SAIC-GM’s factory in Shanghai, which opened in 2016, is one of the world’s most advanced auto plants, assembling Buick minivans and Cadillac sedans and SUVs, including the CT-6 plug-in hybrid for U.S. consumers.
GM’s Shanghai plant is expected to eventually produce new electric vehicles, primarily for the Chinese market, executives have said.
The plant, which GM operates with Chinese partner SAIC Motor Corp Ltd, feels almost like a scene from a Star Wars film, with battalions of machines quietly working in self-directed harmony.
Collaborative robots, or “cobots,” painted matte green and unrestrained by the steel cages that surround their larger industrial cousins, are being programmed to work alongside humans on the line. One unusual operation advanced models now handle is installing gears in transmissions.
“They can actually feel; they can pick up a gear set (and) mesh the gear into a transmission,” Paul Buetow, GM’s China manufacturing chief, said on a recent tour of the plant. The robots reduce strain on humans and improve quality and consistency.
Globally, automakers are embracing Industry 4.0 — a term coined by German manufacturers for the digitalization and automation of assembly processes — and the consensus is that fewer people will be required in future factories. But humans will still be needed.
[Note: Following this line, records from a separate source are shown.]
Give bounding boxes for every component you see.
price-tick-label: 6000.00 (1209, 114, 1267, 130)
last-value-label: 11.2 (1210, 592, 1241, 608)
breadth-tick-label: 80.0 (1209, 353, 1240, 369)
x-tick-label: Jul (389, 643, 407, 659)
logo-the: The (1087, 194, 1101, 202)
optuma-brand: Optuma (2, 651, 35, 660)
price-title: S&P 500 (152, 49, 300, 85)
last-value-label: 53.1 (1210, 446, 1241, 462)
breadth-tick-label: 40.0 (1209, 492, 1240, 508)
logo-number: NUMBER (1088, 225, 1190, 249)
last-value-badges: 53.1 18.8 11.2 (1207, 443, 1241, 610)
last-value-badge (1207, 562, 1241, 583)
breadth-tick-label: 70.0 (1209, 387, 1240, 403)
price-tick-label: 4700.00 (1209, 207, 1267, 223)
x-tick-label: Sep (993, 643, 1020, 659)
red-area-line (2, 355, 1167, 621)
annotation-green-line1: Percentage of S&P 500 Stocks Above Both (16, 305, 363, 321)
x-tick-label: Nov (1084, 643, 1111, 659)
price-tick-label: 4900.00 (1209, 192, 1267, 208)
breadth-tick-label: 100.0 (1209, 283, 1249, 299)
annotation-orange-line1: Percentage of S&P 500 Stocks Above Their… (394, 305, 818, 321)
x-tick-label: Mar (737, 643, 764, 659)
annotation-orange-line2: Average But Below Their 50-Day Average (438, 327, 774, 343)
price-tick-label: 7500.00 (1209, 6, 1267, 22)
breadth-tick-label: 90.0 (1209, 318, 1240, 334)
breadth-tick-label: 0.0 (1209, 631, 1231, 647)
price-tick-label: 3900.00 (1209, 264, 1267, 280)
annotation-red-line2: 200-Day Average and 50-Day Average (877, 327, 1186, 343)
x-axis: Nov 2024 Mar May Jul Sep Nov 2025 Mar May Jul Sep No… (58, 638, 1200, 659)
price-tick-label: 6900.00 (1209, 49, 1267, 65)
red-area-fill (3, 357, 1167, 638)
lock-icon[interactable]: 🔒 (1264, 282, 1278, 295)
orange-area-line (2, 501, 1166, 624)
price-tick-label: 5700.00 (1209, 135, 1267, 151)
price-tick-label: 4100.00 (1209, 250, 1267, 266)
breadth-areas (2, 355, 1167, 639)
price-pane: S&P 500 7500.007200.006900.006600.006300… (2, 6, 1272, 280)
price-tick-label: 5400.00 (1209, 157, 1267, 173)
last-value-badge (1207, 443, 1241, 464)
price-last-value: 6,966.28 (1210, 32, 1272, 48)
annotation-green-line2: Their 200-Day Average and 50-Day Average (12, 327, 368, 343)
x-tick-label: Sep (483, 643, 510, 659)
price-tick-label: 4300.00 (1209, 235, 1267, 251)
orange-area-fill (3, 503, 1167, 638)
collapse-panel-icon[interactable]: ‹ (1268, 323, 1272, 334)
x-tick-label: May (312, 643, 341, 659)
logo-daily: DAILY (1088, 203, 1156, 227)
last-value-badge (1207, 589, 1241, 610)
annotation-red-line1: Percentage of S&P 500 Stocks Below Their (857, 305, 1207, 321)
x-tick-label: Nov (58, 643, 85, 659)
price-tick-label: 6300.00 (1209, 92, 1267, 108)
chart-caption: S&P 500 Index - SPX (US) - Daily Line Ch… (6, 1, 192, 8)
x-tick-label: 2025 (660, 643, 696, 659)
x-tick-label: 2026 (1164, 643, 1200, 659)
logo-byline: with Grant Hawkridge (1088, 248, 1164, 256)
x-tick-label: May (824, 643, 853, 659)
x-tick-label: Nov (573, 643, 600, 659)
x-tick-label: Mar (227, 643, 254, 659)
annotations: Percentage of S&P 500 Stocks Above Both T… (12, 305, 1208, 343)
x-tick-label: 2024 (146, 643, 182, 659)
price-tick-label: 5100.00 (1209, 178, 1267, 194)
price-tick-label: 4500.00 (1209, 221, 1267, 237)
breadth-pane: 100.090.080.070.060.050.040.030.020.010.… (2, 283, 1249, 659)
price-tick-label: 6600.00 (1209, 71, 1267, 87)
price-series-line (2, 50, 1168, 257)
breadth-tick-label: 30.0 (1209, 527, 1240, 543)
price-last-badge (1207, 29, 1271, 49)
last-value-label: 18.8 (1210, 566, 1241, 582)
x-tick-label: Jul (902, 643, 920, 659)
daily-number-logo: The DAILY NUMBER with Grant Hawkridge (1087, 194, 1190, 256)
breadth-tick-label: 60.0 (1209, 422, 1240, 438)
“This is not about cutting head count,” said an insider familiar with industry efforts to upgrade and streamline auto plants in the United States, China and Europe.
The focus instead is on improving flexibility and efficiency between machines and humans as automakers figure out how to build multiple models — powered by gas engines, electric motors, or both — in the same factory.
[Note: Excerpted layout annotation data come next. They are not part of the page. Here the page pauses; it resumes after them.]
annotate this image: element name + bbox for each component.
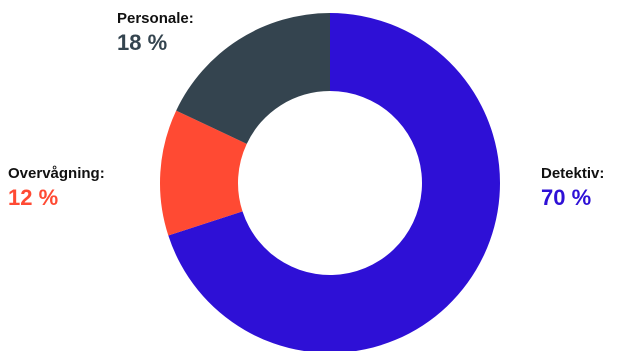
- label-detektiv: Detektiv: 70 %: [541, 166, 604, 209]
- label-personale: Personale: 18 %: [117, 11, 194, 54]
- label-detektiv-value: 70 %: [541, 185, 592, 210]
- slice-personale: [176, 13, 330, 144]
- label-personale-name: Personale:: [117, 10, 194, 27]
- slice-overvagning: [159, 110, 247, 236]
- label-personale-value: 18 %: [117, 30, 168, 55]
- label-overvagning: Overvågning: 12 %: [8, 166, 105, 209]
- label-detektiv-name: Detektiv:: [541, 165, 605, 182]
- label-overvagning-value: 12 %: [8, 185, 59, 210]
- label-overvagning-name: Overvågning:: [8, 165, 105, 182]
- slice-detektiv: [168, 13, 500, 351]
“It’s not just blood and sweat that goes into manufacturing on an assembly line,” said United Auto Workers president Dennis Williams. “It’s critical thinking that automation can’t replicate.”
DOING THE DIRTY WORK
A new generation of cobots is working alongside humans at General Motors Co plants from Shanghai to Orion Township, Michigan.
The Orion plant, north of Detroit, is one of the industry’s most flexible. It builds three models on one line: The gas-engine Chevrolet Sonic, the battery-powered Chevrolet Bolt EV and the self-driving Cruise AV.
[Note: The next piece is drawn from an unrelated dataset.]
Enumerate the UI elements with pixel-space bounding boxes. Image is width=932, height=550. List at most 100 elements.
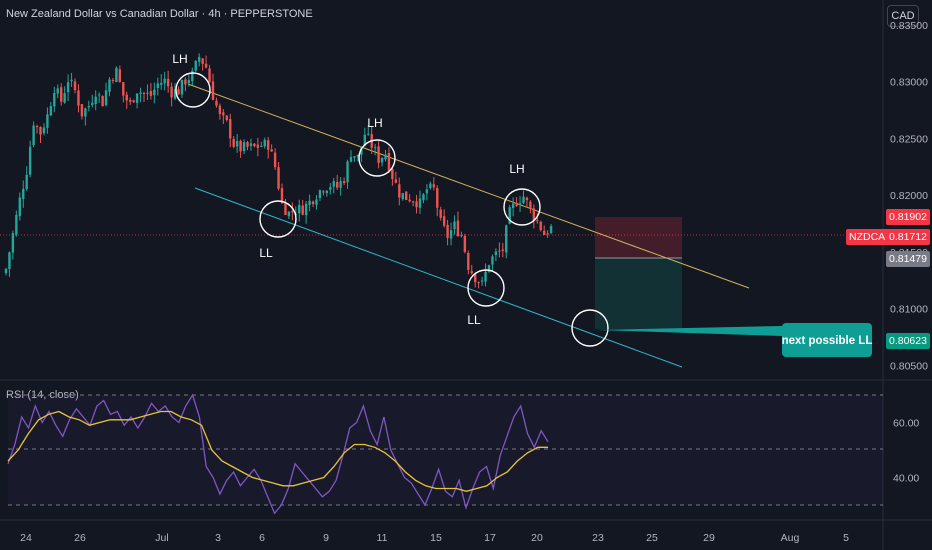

More than 800 robots work there, including a half-dozen cobots painted green to denote they can safely operate around humans.
The machines handle the “dirty, dull, difficult and dangerous” tasks while people do the work requiring dexterity and intelligence, says Marty Linn, GM’s principal engineer for robotics.
In one section of the plant, cobots glue protective pads onto headliners, a tough job for humans because the glue is heated to scalding temperatures before it is applied.